February 19/26, 2018: Volume 33, Issue 18
By Ken Ryan
Haines, the flooring industry’s largest distributor with 2017 sales of approximately $495 million, has announced plans to exit the Bravo Services consortium, effective April 1, 2018. Haines, in a prepared statement, said the decision to end the relationship with Bravo, which dates to 2000, was based on the distributor’s inability to justify the cost and time commitment vs. the overall return on investment.
“Our decision, while difficult, is simply a matter of return on our investment from the efforts we put in,” Mike Barrett, president and CEO of Haines, said in a press release. In a follow-up call, Barrett told FCNews that over the past year he had evaluated the “the time and effort required to attend meetings, answer surveys, attend the annual [summit], plus our dues, and we frankly haven’t been able to justify a return on those investments.”

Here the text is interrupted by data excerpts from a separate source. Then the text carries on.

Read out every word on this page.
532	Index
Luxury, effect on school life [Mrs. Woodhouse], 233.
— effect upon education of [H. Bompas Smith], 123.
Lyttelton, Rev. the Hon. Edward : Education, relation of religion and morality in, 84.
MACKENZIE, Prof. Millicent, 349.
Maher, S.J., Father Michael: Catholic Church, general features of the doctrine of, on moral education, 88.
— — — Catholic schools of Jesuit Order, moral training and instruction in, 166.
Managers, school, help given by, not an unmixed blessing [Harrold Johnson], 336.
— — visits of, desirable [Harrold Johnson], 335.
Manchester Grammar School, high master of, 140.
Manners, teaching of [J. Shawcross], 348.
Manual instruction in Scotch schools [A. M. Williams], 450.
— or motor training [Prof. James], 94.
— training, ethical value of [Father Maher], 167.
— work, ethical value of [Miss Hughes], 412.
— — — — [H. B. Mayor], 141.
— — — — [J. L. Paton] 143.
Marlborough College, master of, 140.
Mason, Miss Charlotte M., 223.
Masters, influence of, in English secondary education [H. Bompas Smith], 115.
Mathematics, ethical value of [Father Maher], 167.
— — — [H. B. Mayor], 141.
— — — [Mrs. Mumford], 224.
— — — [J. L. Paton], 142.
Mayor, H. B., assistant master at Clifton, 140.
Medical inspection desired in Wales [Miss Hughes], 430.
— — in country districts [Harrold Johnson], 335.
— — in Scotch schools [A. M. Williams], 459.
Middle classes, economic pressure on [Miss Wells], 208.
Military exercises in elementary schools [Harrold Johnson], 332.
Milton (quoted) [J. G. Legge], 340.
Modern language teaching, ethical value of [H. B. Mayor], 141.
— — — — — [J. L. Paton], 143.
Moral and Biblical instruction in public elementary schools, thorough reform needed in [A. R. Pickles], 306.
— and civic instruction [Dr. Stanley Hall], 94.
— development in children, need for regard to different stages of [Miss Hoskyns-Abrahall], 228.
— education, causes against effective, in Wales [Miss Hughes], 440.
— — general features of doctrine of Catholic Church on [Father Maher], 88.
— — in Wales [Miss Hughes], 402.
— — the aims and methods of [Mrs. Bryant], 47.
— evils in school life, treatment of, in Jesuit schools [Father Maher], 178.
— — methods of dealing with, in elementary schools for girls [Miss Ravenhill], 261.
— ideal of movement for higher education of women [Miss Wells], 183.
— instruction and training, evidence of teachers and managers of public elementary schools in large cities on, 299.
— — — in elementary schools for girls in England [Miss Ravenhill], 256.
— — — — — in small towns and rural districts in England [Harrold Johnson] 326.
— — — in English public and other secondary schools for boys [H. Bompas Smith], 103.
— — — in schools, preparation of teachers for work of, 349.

Barrett said he kept John Carney, executive director of Bravo, and John Sher, president of Adleta, and a group leader, apprised of his concerns the entire year. “So this, while not their hope, was not a surprise,” he stated. “John Carney and John Sher are great leaders in our industry, and we wish them and the Bravo members the best.”
Bravo disseminated its own release confirming the departure of Haines following a lengthy management review. “Bravo wishes to thank Haines for their many contributions to Bravo over the years,” Carney said.
Haines recently expanded its distribution coverage with Armstrong to the South (FCNews, Feb. 5/12). However, Barrett said that move had nothing to do with its Bravo decision. Also, in November, Haines and Belknap-White Group forged a partnership aimed at improving the effectiveness of both companies. As part of the deal, Belknap will hold limited shares in Haines through an equity investment, which would help Haines reduce debt and continue to invest in new initiatives.